ランゼも言うように、いまでこそ船会社の社長として順風満帆に見えるキリトだが、乱馬達と出会った頃は、足が速いだけの臆病者として町中の皆に蔑まれていた。
ただ、ランゼ一人だけは何があってもキリトを見捨てずにずっとずっと傍にいて支えてきたのだ。
「…キリトは、感謝しても仕切れねえな」
乱馬と同じことを思っていたのか。良牙がそんなことをぼそっと呟いた。
「…そうだな」
乱馬も小さく笑いながらそう返すと、
「…そうだよな。クヨクヨしていたって何もかわらねえし。世界を救うのは、あかねを取り返す次いでってことで」
「そうそう。そういうことよ。その為に、あたし達は船を貸してあげるんだから」
「ありがとな」
「お礼は、全てが終わってから。それに、お礼は出来るだけ会社の利益になるようなものがいいわ」
そこはちゃっかりモノのランゼはそういうと、「それじゃ10日後に」とキリトを連れて宿を出て行った。

 

正直言って、クヨクヨするなというほうが無理なのかもしれない。
でも、ランゼの言ったとおり、もう先に進むしか現状を打破する方法はないのだ。
大義名分、クソ食らえ。乱暴ではあるけれど、乱馬の心の中に、まるで水のように染み渡る言葉である。

 

「…あいつらの言うように、巻き込まれる渦の大きさに目的を見失ってはだめってことだよな」
「そうだ。

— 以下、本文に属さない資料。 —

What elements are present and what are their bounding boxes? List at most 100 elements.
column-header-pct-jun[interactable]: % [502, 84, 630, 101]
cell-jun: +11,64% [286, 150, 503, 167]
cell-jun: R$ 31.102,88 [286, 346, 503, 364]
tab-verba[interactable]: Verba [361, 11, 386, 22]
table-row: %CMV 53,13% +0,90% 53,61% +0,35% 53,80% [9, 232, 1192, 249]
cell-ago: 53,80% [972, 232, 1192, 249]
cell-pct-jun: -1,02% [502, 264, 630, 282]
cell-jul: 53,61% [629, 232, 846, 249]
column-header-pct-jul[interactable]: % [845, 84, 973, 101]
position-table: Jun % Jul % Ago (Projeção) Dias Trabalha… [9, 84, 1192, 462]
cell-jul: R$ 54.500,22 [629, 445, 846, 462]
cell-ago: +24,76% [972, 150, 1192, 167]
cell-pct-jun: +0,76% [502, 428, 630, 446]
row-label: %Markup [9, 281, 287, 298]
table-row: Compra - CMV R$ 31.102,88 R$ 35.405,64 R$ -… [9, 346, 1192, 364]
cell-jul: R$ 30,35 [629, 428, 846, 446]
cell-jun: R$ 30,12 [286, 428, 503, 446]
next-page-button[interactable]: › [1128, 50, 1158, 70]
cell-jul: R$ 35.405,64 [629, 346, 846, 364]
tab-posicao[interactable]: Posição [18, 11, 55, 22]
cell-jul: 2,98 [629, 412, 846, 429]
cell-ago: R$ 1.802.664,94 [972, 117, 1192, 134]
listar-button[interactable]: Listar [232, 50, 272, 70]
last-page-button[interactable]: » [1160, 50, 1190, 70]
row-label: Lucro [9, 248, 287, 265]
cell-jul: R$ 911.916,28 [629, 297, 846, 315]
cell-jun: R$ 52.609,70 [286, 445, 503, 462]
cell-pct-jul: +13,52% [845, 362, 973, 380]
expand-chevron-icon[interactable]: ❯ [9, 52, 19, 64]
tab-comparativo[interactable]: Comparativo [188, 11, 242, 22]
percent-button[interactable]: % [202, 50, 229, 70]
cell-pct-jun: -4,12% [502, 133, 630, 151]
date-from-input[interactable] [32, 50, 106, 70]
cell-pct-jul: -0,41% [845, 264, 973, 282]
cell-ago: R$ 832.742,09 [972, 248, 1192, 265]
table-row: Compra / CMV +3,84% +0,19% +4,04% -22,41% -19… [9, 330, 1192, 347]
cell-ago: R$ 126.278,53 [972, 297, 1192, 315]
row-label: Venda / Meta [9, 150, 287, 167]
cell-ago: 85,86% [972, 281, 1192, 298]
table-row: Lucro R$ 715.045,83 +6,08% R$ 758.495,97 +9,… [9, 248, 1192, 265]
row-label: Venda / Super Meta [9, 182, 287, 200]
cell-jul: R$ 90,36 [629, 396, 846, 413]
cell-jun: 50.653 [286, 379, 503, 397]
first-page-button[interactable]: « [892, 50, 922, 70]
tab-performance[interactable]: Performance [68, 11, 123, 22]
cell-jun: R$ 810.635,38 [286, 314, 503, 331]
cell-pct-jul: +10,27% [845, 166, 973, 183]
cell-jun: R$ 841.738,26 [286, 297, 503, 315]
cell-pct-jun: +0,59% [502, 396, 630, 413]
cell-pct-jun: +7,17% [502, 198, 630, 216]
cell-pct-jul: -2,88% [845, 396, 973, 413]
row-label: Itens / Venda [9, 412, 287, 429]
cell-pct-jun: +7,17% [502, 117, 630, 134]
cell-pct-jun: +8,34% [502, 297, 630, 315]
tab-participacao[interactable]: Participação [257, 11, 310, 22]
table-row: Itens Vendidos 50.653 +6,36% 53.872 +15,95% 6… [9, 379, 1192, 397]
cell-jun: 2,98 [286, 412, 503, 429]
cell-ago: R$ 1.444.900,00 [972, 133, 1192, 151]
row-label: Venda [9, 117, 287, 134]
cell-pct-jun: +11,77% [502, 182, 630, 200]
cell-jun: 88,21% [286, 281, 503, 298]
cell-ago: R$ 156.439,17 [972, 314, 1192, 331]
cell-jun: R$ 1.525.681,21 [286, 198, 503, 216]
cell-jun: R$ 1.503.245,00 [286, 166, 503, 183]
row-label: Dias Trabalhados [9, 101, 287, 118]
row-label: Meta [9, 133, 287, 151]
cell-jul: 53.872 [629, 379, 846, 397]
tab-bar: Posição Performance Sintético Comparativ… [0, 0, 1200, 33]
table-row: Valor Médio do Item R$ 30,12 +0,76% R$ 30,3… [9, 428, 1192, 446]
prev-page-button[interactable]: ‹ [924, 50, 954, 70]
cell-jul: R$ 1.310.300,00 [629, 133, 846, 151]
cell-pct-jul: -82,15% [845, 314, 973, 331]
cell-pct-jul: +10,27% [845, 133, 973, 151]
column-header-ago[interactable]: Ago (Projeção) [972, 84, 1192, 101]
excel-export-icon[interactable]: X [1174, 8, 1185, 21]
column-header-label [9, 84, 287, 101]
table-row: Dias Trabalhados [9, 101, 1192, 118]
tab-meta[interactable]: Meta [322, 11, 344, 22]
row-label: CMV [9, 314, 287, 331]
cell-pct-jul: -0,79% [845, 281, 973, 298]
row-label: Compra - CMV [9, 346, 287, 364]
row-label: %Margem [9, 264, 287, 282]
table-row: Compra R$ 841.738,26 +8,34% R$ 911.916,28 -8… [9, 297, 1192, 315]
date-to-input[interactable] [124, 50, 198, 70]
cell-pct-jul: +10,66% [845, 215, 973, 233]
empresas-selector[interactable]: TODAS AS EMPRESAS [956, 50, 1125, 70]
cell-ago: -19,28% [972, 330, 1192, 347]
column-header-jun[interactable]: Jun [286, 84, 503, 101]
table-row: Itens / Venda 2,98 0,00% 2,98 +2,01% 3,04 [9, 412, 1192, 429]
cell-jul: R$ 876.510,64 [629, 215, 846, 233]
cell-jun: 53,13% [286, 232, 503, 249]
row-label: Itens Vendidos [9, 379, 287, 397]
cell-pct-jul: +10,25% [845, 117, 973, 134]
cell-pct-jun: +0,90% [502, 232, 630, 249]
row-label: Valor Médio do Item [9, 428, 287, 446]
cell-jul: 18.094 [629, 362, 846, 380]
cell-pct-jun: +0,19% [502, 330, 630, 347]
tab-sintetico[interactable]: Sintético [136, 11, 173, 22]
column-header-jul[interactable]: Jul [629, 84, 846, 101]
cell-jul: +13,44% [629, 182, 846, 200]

俺達は、あかねさんを取り返して、そのついでにカードも集めて、更についでに世界も救うってことで」
「ああ」

待望の船も、思わぬ形で援軍が現れ入手することが出来た。
その船が航路をそれずにラヴィの元へと向かうように、自分達の目的も気持ちもぶれては行かない。
乱馬は改めてそう自分を戒めると、キリト達にもらった資料を握り締めながら自分達の部屋へと戻っていった。

 

 

 

 

 

 

一方、その頃。
部屋に残されたシャンプー・ムース、そしてタクトは、乱馬たちが戻ってくるまでの間、コロンと通信をするべく、セルラにいる彼女を呼び出していた。